Requiring masks in school isn’t a good idea

Kate Tankersley

Students wear masks while working on laptops in Mr. Perkins biology class.

Abby Wallace, Design Editor

The Olathe school board voted 4-2 on students wearing masks to school for the second year in a row on August 5. This is a terrible idea and won’t work for long.

No one likes wearing masks, and people have made those feelings very clear. Looking on social media after the school board made their decision shows how people aren’t willing to do this anymore. Last school year, people just wanted to go back in person no matter what. It showed a step forward from our previous remote learning experience. If students and staff had to wear a mask they would. This year, however, students and staff are all tired of the masks. Everyone just wants a normal school year, and the mask mandate is preventing that. Most students don’t know what their classmates even look like without a mask. It’s keeping kids from having a regular school experience.

Another reason we should have optional masks is that a lot of students don’t wear them correctly anyway. Not wearing a mask the correct way makes them ineffective, so wearing one the way people already are and not wearing them at all is the same thing. If people are that uncomfortable being at school without one then they can keep wearing a mask. These solutions aren’t the easiest, but nothing about this situation is easy.

Although Olathe schools are requiring masks in classrooms with a maximum of 30 students, they aren’t requiring them at football games. If anything, it makes more sense to require them at football games and not classrooms. If students are outside then they don’t have to wear a mask, and at lunch, there are about 700 students per lunch. This makes contact tracing impossible. In a classroom teachers can show a seating chart, but at lunch, a football game, or outside in general it’s nearly impossible to track who was around someone if they did get Covid. 

Of course, I do see where the school board is coming from. The new Delta variant is dangerous, but Covid isn’t going away. It’s like the flu. Schools deal with the flu every year. Kids get a flu shot, miss a couple of days of school, and move on. Now people can get the Covid vaccine, possibly miss a few days, and move on. Not everyone will get the Covid vaccine, but not everyone gets the flu shot either. There’s no reason to keep enforcing a mask mandate for an illness that is now becoming treatable. 

Getting rid of the required masks takes effort from everyone. Students will need to get the vaccine in order for Covid to be treated like the flu. Students who are vaccinated don’t need to be quarantined if they are exposed to Covid which means they won’t miss any school work.  Getting vaccinated is why many other places are able to open up. As more people get vaccinated, the more “normal” life can get.

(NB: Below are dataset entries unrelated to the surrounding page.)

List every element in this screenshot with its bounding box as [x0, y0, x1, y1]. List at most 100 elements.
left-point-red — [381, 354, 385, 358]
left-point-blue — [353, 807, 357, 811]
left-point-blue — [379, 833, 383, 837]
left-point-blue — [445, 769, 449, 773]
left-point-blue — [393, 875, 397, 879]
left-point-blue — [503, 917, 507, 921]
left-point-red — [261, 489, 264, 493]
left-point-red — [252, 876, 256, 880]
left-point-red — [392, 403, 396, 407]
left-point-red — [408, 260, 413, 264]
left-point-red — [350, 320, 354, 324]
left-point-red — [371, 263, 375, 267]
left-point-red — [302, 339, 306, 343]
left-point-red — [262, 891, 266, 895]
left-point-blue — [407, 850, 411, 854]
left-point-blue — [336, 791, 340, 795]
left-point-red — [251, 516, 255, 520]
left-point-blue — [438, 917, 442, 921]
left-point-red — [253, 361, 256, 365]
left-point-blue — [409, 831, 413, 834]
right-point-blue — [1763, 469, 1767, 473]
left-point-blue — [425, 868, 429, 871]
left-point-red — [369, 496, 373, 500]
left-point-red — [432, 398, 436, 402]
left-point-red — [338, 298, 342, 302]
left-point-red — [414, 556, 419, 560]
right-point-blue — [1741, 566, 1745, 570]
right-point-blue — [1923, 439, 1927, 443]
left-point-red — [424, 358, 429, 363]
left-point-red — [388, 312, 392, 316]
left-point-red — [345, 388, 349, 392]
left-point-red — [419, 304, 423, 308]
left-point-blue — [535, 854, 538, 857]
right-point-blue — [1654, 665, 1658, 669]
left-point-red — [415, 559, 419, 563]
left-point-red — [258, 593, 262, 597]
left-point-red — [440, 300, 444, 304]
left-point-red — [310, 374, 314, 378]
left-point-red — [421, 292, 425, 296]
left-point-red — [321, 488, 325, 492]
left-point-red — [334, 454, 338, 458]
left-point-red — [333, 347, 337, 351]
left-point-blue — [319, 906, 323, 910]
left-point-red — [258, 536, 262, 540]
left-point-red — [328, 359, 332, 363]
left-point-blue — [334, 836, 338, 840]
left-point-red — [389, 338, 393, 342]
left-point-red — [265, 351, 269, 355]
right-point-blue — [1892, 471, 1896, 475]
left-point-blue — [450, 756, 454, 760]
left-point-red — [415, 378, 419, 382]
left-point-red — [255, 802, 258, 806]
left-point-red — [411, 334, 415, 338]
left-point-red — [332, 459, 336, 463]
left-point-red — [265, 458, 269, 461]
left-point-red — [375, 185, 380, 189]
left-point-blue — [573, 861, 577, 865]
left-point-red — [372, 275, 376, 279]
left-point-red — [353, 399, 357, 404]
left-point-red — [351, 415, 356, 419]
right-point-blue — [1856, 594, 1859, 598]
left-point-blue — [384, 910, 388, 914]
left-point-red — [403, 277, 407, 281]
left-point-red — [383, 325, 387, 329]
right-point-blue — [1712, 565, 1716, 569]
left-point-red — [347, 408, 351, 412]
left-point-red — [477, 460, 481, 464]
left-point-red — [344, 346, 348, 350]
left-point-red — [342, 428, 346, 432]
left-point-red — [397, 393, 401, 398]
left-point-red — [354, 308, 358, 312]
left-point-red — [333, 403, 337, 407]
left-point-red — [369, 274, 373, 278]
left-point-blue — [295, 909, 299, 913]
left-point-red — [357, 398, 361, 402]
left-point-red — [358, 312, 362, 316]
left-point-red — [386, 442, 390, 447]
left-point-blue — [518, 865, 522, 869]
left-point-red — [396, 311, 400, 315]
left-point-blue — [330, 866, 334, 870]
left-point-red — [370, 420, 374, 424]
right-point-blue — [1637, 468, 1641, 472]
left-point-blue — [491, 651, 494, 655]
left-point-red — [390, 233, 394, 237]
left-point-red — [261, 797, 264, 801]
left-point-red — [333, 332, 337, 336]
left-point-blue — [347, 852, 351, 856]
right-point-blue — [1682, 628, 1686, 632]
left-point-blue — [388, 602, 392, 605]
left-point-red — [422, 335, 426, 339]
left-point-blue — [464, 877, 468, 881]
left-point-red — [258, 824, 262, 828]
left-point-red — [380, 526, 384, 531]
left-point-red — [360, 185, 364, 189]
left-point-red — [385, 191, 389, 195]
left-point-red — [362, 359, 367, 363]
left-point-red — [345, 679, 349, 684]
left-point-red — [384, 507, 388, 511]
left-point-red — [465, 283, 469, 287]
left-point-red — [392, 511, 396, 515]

Plenty of other schools even in Kansas aren’t requiring masks for students. For example, Kansas City Christian doesn’t require students to wear masks. Also, Wichita doesn’t require masks even though the district is bigger than ours. Therefore, it isn’t impossible to have a functioning school with students who choose not to wear masks.

Normal life and a normal school year are all students want. Making masks optional for at least high school students is a way to give teenagers their lives back. Covid has taken so much from kids, so giving them a little sliver of the normal back isn’t impossible. There are ways it can be done. On October 7, the school board will meet again to discuss the mask mandate. This time, all anyone can do is hope they hear everyone out and let the kids learn in a normal environment.